How is it that Americans are divided? In 2000 the election was razor thin for both POTUS and Congress. 2004 wasn't as close, but it wasn't a blow out for Bush. If less than 100,000 voters changed their minds, Kerry might have been president. 2008 was a wider margin. Some called it a landslide since the Electoral College vote was lopsided. However, the popular vote differential was only 6 percentage points. By the old standards, this wasn't a landslide.

So we come to 2012, and the results are closer than in 2008, but with the same result. I haven't checked state totals yet, but I suspect a shift of between 100,000-200,000 votes would have made Romney president. It was actually a fairly close election by American historical standards.

But, my point here is different. Remember back to the 2000 election results if you can, and the maps that showed the results by county. The land mass of the USA was mostly painted red, showing that the Republican, Bush, carried most of the counties. Democrats won along both Atlantic and Pacific coasts, along the Mississippi, in some border counties, and in pockets here and there.

If someone had put together a similar map in previous elections, I never saw one. But such a map is standard post-election fare now. The maps in 2004, 2008, and 2012 are all similar to 2000: lots of red, blue on the coast and a few other places. People have made a big deal arguing about those maps, one side claiming they are significant, showing how little of the nations supports the Democrats.
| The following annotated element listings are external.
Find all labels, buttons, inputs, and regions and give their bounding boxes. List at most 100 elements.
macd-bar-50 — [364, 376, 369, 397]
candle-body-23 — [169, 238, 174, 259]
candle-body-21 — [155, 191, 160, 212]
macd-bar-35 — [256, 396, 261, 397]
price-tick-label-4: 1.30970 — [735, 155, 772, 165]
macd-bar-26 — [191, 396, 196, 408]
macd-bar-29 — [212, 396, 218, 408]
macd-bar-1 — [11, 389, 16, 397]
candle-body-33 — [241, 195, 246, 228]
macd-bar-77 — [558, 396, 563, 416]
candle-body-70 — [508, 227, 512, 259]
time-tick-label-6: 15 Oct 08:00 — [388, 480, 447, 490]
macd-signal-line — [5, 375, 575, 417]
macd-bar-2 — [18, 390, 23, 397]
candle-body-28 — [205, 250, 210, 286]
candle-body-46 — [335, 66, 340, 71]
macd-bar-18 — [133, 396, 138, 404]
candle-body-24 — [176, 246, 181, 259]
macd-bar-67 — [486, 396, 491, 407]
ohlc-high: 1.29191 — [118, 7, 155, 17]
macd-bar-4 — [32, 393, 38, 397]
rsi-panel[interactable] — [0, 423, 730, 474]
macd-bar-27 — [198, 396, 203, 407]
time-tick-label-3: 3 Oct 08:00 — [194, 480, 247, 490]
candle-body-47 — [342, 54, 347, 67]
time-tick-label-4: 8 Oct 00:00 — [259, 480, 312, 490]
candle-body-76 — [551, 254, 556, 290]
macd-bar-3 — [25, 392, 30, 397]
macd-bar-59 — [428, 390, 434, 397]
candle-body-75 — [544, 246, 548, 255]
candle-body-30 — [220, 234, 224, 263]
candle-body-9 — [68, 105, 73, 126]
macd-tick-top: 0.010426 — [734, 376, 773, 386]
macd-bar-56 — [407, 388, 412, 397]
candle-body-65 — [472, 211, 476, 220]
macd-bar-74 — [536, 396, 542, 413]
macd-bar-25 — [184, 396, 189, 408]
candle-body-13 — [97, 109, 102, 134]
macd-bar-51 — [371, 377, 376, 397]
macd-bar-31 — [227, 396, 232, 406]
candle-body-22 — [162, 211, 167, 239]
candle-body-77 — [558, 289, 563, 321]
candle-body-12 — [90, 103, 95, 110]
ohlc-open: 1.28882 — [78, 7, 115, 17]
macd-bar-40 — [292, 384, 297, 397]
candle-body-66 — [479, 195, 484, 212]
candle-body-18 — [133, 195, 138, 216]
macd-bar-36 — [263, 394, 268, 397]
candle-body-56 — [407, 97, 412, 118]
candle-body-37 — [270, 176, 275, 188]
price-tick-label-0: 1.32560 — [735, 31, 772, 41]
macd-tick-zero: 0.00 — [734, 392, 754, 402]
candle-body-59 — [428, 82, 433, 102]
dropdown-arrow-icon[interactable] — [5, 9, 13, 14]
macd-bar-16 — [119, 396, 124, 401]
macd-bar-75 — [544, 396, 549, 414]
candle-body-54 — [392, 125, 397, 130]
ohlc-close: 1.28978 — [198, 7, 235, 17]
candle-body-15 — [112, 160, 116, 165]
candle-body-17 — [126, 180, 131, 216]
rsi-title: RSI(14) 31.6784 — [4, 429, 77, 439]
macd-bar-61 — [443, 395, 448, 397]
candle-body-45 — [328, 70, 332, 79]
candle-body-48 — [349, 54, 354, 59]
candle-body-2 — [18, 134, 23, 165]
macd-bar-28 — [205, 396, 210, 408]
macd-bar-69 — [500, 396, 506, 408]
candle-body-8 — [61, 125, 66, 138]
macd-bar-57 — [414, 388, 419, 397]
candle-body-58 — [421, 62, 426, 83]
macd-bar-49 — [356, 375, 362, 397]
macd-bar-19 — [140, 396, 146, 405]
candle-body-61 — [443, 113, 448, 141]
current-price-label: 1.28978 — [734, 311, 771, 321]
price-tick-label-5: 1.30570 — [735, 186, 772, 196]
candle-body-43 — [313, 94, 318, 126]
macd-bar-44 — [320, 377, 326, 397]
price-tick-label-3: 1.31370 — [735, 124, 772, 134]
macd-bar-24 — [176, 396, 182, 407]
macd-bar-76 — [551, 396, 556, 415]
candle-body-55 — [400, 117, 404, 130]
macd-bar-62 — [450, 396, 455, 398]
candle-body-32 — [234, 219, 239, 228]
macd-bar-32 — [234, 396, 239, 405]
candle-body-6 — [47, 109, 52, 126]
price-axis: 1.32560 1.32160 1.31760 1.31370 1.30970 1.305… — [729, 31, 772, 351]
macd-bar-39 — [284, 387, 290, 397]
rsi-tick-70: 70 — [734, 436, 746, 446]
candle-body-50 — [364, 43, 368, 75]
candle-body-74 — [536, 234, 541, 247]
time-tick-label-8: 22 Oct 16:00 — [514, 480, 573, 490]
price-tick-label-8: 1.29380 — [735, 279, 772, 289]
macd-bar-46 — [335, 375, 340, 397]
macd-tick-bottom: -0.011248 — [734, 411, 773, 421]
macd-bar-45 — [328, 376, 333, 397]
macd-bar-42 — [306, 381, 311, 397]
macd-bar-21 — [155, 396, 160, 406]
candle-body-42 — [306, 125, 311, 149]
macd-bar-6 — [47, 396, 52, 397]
Others create population-proportioned maps of the same areas, organized by state, which shows distortions but which are supposedly balanced by population.

As I looked at those maps and studied them, it wasn't difficult to see, with even a basic knowledge of our nation's geography, that urban areas were blue and other areas were red. Not exclusively so, but mostly. Thus I came to the conclusion that our divide in the USA is urban areas vs. non-urban areas, with the suburbs stuck in the middle. It's not really Republican vs. Democrat, or liberal vs. conservative, or minority vs. white. It's urban vs. non-urban. Non-urban could be defined truly rural areas, exurbs, and farther out suburbs. The near-in suburbs would be urban rather than non-urban. How else might you define it? Maybe those areas served by regular and frequent mass transit would be considered urban, those areas with no mass transit system or with a "call for service", or unscheduled system, would be non-urban.

The goals for and desires from life are different for those who live where the population density is 100 people per acre rather than 100 acres per person. Sociologists and political scientists will have to be the ones to figure out exactly why.

But it seems that urban dwellers expect more from the government. Since Democrats generally look for government solutions in places where Republicans look for private sector solutions, it's no wonder that urban areas migrate to he Democratic party. And since many in non-urban areas tend toward "rugged individualism," it's natural that they move in the direction of the Republican party.

Certainly this is a simplification. Party affiliation is sometimes family based, sometimes based on specific policies, such as economics or social issues. But even some of these are based on the urban or non-urban circumstances.

This is a fairly new conclusion I've come to. I think I always knew this, but hadn't articulated it. I'm going to think through it some more. Maybe in a future piece I'll have more to say about it.